7.2Le Comité doit déterminer si l’interdiction par les autorités de l’activité de «lancer de nains» constitue une discrimination au regard de l’article 26 du Pacte, comme l’affirme le requérant.

7.3Le Comité rappelle sa jurisprudence selon laquelle toute distinction entre les personnes ne constitue pas obligatoirement une discrimination, interdite par l’article 26 du Pacte. Une distinction constitue une discrimination lorsqu’elle ne repose pas sur des motifs objectifs et raisonnables. La question, en l’espèce, est de savoir si la distinction entre les personnes visées par l’interdiction prononcée par l’État partie et celles auxquelles cette interdiction ne s’applique pas peut être valablement justifiée.

7.4L’interdiction du «lancer» prononcée par l’État partie dans la présente affaire s’applique uniquement aux nains (comme décrit au paragraphe 2.1). Toutefois, si ces personnes sont visées à l’exclusion des autres, la raison en est qu’elles sont seules susceptibles d’être lancées. Ainsi, la distinction entre les personnes visées par l’interdiction, à savoir les nains, et celles auxquelles elle ne s’applique pas, à savoir les personnes qui ne sont pas atteintes de nanisme, est fondée sur une raison objective et n’a pas d’objet discriminatoire. Le Comité considère que l’État partie a démontré, en l’espèce, que l’interdiction du «lancer de nains» tel que pratiqué par le requérant ne constituait pas une mesure abusive mais était nécessaire afin de protéger l’ordre public, celui‑ci faisant notamment intervenir des considérations de dignité humaine qui sont compatibles avec les objectifs du Pacte. En conséquence, le Comité conclut que la distinction entre le requérant et les personnes auxquelles l’interdiction prononcée par l’État partie ne s’applique pas reposait sur des motifs objectifs et raisonnables.

7.5Le Comité n’ignore pas qu’il existe d’autres activités qui ne sont pas interdites mais qui pourraient l’être éventuellement sur la base de motifs analogues à ceux qui justifient l’interdiction du «lancer de nains». Toutefois, le Comité est d’avis que, compte tenu du fait que l’interdiction du «lancer de nains» est fondée sur des critères objectifs et raisonnables et que le requérant n’a pas établi que cette mesure avait une visée discriminatoire, le simple fait qu’il puisse exister d’autres activités susceptibles d’être interdites ne suffit pas en soi à conférer un caractère discriminatoire à l’interdiction du «lancer de nains». Pour ces raisons, le Comité estime qu’en prononçant ladite interdiction, l’État partie n’a pas violé, en l’espèce, les droits du requérant tels qu’ils sont énoncés à l’article 26 du Pacte.

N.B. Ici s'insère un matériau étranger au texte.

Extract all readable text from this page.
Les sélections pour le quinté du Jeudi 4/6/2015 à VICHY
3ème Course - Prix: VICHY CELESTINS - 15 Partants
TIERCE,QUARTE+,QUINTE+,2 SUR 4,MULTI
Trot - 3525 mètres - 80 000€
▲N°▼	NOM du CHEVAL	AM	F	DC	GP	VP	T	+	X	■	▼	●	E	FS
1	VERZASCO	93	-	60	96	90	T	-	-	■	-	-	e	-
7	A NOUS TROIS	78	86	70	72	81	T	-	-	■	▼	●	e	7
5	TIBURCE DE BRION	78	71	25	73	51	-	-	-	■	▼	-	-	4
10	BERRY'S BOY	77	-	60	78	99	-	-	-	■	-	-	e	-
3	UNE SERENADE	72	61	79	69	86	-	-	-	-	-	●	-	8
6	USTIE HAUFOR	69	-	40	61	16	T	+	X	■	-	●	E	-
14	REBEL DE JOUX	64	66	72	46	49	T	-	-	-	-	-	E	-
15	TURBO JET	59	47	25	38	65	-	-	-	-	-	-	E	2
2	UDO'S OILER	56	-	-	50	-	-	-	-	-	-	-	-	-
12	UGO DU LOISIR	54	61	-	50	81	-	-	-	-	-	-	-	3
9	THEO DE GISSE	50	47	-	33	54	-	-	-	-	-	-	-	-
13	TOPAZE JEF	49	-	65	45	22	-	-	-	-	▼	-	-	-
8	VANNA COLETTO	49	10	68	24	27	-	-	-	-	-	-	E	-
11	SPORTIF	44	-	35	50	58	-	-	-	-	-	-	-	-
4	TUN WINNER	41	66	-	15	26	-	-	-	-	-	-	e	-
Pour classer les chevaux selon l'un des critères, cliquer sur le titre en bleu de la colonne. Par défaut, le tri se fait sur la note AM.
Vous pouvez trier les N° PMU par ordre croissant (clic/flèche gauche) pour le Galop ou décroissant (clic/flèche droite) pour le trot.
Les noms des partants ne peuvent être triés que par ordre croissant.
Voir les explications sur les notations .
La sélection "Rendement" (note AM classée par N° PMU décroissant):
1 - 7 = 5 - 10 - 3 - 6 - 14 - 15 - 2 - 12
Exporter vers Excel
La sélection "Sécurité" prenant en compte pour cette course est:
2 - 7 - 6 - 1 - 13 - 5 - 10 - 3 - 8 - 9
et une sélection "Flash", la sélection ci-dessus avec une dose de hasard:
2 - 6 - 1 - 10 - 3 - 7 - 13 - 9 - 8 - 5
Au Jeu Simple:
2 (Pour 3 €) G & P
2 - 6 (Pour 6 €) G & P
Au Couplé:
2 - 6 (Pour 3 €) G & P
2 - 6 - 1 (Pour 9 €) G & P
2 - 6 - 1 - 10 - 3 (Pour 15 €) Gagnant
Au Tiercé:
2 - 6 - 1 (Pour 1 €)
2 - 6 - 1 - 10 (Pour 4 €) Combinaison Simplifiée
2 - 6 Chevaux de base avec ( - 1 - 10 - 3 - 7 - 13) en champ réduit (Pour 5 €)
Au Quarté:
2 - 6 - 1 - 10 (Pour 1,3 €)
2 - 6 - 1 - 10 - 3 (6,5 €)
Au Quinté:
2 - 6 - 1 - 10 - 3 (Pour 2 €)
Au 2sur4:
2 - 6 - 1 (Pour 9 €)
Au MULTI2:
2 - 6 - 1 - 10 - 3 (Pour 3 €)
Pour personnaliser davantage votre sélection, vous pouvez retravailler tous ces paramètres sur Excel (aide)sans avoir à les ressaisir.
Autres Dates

7.6Le Comité des droits de l’homme, agissant en vertu du paragraphe 4 de l’article 5 du Protocole facultatif se rapportant au Pacte international relatif aux droits civils et politiques, estime que les faits dont il est saisi ne font apparaître aucune violation du Pacte.

[Adopté en français (version originale), en anglais et en espagnol. Paraîtra ultérieurement en arabe, en chinois et en russe dans le rapport annuel présenté par le Comité à l’Assemblée générale.]